Small businesses especially will feel the pain. For many of them, mandatory minimum sick leave days will factor into their cost/benefit analysis of hiring additional employees. It is another cost they will have to absorb. This will be accomplished by not hiring, cutting current benefits, eliminating hours or diminishing profits. All these options have a deleterious effect on the economy. The idea that a regulator knows best, how to direct such an intimate policy within every individual business, is absurd.
This seems to be a “solution” looking for a problem. A study by the Freedom Foundation found most businesses provide a number of paid sick days, workplace illness is not a widespread issue, and mandatory paid sick laws do not reduce employee turnover.
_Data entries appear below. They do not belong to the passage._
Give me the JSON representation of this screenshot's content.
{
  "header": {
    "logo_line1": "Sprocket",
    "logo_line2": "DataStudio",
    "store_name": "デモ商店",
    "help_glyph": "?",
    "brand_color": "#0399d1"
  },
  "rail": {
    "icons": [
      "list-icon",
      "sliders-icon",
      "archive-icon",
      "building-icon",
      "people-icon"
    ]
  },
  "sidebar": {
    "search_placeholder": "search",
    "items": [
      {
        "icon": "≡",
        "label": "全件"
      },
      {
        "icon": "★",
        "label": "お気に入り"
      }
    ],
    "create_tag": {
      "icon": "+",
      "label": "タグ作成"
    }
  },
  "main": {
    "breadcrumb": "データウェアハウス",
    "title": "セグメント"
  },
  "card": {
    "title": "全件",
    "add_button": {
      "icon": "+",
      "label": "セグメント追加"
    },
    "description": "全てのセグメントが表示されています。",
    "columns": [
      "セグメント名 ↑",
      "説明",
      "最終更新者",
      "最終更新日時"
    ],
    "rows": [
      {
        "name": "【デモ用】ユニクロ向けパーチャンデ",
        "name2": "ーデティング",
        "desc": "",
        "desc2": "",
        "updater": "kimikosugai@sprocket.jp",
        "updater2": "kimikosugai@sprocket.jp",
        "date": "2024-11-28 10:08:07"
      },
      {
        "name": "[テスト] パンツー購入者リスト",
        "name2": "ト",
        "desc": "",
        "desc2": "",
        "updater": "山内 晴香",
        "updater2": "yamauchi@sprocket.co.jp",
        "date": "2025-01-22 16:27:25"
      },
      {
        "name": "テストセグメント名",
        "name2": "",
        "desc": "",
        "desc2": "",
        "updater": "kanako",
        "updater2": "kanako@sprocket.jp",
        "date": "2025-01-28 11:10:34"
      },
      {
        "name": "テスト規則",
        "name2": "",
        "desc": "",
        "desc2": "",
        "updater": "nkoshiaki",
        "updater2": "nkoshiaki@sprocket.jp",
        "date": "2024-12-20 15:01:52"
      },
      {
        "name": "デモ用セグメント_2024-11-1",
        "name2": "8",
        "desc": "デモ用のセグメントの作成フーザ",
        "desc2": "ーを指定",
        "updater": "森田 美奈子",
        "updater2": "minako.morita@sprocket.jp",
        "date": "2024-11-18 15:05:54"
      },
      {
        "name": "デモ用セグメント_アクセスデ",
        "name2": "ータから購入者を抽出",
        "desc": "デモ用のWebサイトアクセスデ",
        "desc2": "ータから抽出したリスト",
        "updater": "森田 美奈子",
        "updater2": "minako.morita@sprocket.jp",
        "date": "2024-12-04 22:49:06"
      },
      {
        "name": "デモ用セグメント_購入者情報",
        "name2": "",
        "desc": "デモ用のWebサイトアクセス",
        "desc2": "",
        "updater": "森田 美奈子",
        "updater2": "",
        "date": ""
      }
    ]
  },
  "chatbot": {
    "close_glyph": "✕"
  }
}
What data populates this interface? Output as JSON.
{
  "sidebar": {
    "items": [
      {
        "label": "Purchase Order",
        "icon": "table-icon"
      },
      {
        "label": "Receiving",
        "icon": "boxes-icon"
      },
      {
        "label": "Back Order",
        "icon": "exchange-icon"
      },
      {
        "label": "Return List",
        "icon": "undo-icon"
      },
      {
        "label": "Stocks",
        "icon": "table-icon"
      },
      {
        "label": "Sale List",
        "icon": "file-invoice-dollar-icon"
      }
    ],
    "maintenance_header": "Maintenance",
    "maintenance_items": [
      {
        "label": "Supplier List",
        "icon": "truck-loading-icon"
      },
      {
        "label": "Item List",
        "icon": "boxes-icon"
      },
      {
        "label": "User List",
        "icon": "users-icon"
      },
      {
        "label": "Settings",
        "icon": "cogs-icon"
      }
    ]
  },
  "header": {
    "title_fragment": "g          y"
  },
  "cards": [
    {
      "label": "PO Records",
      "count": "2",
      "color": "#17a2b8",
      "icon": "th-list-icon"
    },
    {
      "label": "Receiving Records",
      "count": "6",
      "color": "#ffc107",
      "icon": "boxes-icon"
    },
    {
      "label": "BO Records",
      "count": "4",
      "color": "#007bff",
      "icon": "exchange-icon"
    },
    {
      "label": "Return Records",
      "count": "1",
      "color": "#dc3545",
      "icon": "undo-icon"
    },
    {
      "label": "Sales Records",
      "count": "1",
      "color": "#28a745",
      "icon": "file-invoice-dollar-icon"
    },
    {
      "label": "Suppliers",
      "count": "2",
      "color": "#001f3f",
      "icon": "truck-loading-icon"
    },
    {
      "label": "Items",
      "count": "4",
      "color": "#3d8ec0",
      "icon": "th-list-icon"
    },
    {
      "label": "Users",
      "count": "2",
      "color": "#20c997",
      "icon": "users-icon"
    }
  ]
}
Instead of promoting healthy work environments, such laws seem to be more of a power grab for governments. Were Tempe successful, they would be expanding their authority greatly. Additional authority requires more money to support enforcement. Businesses would then incur the costs to track and report to their local city on top of business licenses, taxes and other regulatory hardships.
Tempe’s notion is not just harmful to the economy, it is also illegal. In 2013, the state passed legislation preempting political subdivisions on issues of workers compensation, paid and unpaid absences, rest periods and meal breaks. Critics will claim that such legislation was rendered void when a Flagstaff coalition won a voter ballot initiative in 2006 allowing cities, towns and counties to determine their own minimum wages if they exceed that of the state minimum. However, in a stipulated judgement by Attorney General Brnovich, the voter initiative was specific to minimum wage and does not impliedly repeal that of the state statute’s other provisions. If Tempe chooses to move forward, a lawsuit is likely to ensue which will deem the ordinance unconstitutional.
Legalities aside, Tempe is venturing into dangerous territory when it comes to attracting and retaining businesses. Such extreme invasive policies are likely to isolate their community and make them less competitive with surrounding jurisdictions. In their effort to create a “workers’ paradise,” they are harming the very entities who provide the work.